Last month, UK retail sales increased by 0.6% on a like-for-like basis from 2017, although non-food sales fell by 1.1% in the three months to February, BRC-KPMG data shows. Paul Martin, KPMG’s head of retail, commented: ‘Retailers experiencing any growth in this environment will be counting themselves lucky.’ Accountant BDO said that online shopping sales rose by 15.8%, although this was still the lowest since records began in 2010. Looking ahead to March, Visa UK said that ‘consumer spending is at risk of posting one of the worst Q1 results on record’ and that the high street ‘remained a key source of weakness’.

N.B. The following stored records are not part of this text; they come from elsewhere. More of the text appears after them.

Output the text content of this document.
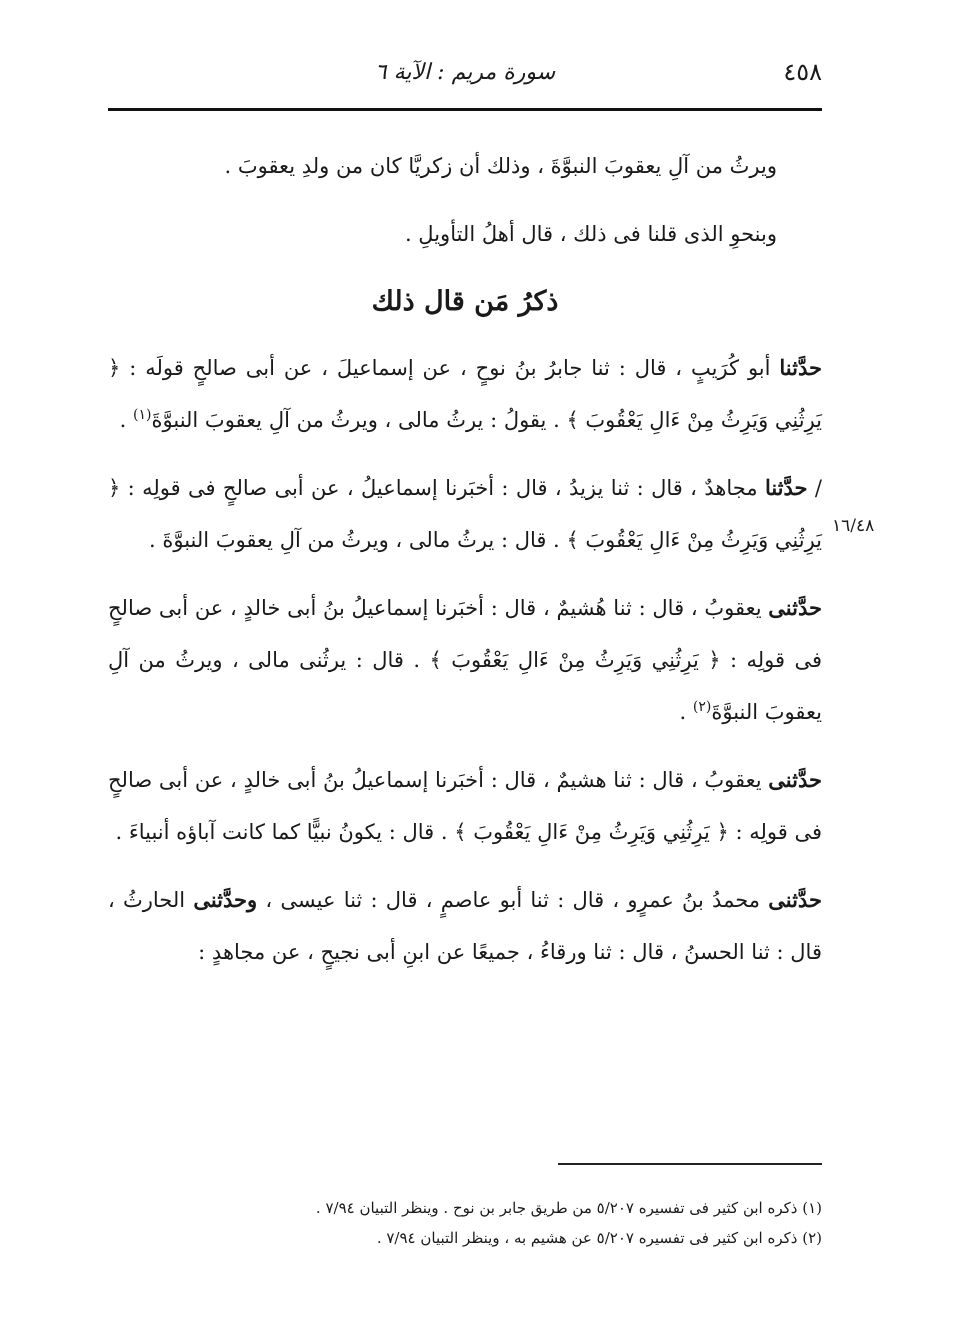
٤٥٨
سورة مريم : الآية ٦
١٦/٤٨

ويرثُ من آلِ يعقوبَ النبوَّةَ ، وذلك أن زكريَّا كان من ولدِ يعقوبَ .

وبنحوِ الذى قلنا فى ذلك ، قال أهلُ التأويلِ .

ذكرُ مَن قال ذلك

حدَّثنا أبو كُرَيبٍ ، قال : ثنا جابرُ بنُ نوحٍ ، عن إسماعيلَ ، عن أبى صالحٍ قولَه : ﴿ يَرِثُنِي وَيَرِثُ مِنْ ءَالِ يَعْقُوبَ ﴾ . يقولُ : يرثُ مالى ، ويرثُ من آلِ يعقوبَ النبوَّةَ$^{(١)}$ .

/ حدَّثنا مجاهدٌ ، قال : ثنا يزيدُ ، قال : أخبَرنا إسماعيلُ ، عن أبى صالحٍ فى قولِه : ﴿ يَرِثُنِي وَيَرِثُ مِنْ ءَالِ يَعْقُوبَ ﴾ . قال : يرثُ مالى ، ويرثُ من آلِ يعقوبَ النبوَّةَ .

حدَّثنى يعقوبُ ، قال : ثنا هُشيمٌ ، قال : أخبَرنا إسماعيلُ بنُ أبى خالدٍ ، عن أبى صالحٍ فى قولِه : ﴿ يَرِثُنِي وَيَرِثُ مِنْ ءَالِ يَعْقُوبَ ﴾ . قال : يرثُنى مالى ، ويرثُ من آلِ يعقوبَ النبوَّةَ$^{(٢)}$ .

حدَّثنى يعقوبُ ، قال : ثنا هشيمٌ ، قال : أخبَرنا إسماعيلُ بنُ أبى خالدٍ ، عن أبى صالحٍ فى قولِه : ﴿ يَرِثُنِي وَيَرِثُ مِنْ ءَالِ يَعْقُوبَ ﴾ . قال : يكونُ نبيًّا كما كانت آباؤه أنبياءَ .

حدَّثنى محمدُ بنُ عمرٍو ، قال : ثنا أبو عاصمٍ ، قال : ثنا عيسى ، وحدَّثنى الحارثُ ، قال : ثنا الحسنُ ، قال : ثنا ورقاءُ ، جميعًا عن ابنِ أبى نجيحٍ ، عن مجاهدٍ :

(١) ذكره ابن كثير فى تفسيره ٥/٢٠٧ من طريق جابر بن نوح . وينظر التبيان ٧/٩٤ .
(٢) ذكره ابن كثير فى تفسيره ٥/٢٠٧ عن هشيم به ، وينظر التبيان ٧/٩٤ .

Non-food prices in February decreased at a rate of 2.2% compared to January when they declined by 1.9%. This was the deepest deflation since April 2017, according to the BRC-Nielsen Shop Price Index.
Snow in the last two weeks of February contributed to a 0.5% decrease in footfall compared to 1% growth in the same month last year, data from Springboard showed. However, this was better than the three-month average of -2% and the 12-month average of -0.7%. Half of the regions saw growth last month, the most notable being Northern Ireland which grew by 0.3% – ending eight months of consecutive decline – while the East Midlands grew by 2.1%. Retail parks outperformed all other shopping locations.
New research from the Federation of Small Businesses indicates that half of small firms are already more than one kilometre away from their nearest free-to-use cashpoint, ahead of a proposed cut in ATM funding in July. The majority (51%) of small businesses with a view on free-to-use ATMs say cashpoints are important to their businesses. Among retailers, the figure rises to 59%.